En comparación con otros milagros del Evangelio, nunca estamos exactamente seguros de qué es la Transfiguración.

Nos encontramos en un punto de inflexión, tanto en el año litúrgico como en la narración evangélica. Ahora nos hemos vuelto decididamente hacia la Pascua, lo que significa vivir la Cuaresma en toda su plenitud. En los Evangelios, la Transfiguración marca tradicionalmente el gran momento culminante antes de que Jesús «ponga su rostro hacia Jerusalén» (Lc 9), es decir, hacia los acontecimientos de la Semana Santa.

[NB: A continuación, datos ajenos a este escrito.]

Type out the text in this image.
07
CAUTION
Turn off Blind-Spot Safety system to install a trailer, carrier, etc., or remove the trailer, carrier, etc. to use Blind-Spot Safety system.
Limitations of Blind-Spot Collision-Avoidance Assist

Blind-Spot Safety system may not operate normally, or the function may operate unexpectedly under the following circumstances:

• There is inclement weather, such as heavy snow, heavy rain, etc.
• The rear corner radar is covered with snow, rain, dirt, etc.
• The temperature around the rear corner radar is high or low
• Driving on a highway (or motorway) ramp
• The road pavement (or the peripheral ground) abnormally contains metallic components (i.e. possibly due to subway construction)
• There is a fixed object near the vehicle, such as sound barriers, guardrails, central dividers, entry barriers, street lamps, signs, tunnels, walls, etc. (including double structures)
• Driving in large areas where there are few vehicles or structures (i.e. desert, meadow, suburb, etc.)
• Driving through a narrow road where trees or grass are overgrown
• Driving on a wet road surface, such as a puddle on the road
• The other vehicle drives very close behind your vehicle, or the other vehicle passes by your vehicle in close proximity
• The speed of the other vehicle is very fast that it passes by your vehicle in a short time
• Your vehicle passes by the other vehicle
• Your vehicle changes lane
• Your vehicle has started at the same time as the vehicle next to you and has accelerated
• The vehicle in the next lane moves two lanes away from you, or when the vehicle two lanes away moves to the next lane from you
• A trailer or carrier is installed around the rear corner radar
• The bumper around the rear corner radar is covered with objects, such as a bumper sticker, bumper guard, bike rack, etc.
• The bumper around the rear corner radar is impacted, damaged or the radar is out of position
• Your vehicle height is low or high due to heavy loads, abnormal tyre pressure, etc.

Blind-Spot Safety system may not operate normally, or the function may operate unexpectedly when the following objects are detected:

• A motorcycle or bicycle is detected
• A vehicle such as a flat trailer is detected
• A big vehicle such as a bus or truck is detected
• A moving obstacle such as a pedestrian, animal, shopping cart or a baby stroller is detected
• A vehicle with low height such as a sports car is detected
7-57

Jesús se ha ido revelando lentamente a la gente. Justo antes de esto, Pedro vislumbró la identidad de Jesús y lo declaró Hijo de Dios, el Cristo. Pedro, junto con Santiago y Juan, pudo ver este momento de trascendencia en la montaña, un momento que, con su resplandor, oscurecería aún más los acontecimientos venideros. De hecho, en la versión de Mateo, Jesús insiste en que los tres discípulos no mencionen lo que vieron hasta «después de que el Hijo del Hombre haya resucitado de entre los muertos». En cierto sentido, quizás, esto era tanto descriptivo como prescriptivo. En la ansiedad y la confusión tras el juicio y la ejecución de Jesús, ¿tendría realmente algún significado el recuerdo de este acontecimiento? Cabe imaginar que pareció un simple sueño, porque si fuera cierto, si este Jesús era realmente la figura gloriosa que vieron en la montaña, ¿cómo podría haber muerto a manos de hombres furiosos? ¿Cómo podría el Hijo del Padre celestial encontrar su fin en medio de la vergüenza y la agonía? Fue sólo después, a la luz de la resurrección del Señor, que Pedro pudo mirar atrás, como lo hace en su segunda epístola (2 Ped. 1:16-18), y ver el evento bajo su propia luz, como un testimonio milagroso de la identidad de Jesús que inspiraría y confirmaría la fe apostólica.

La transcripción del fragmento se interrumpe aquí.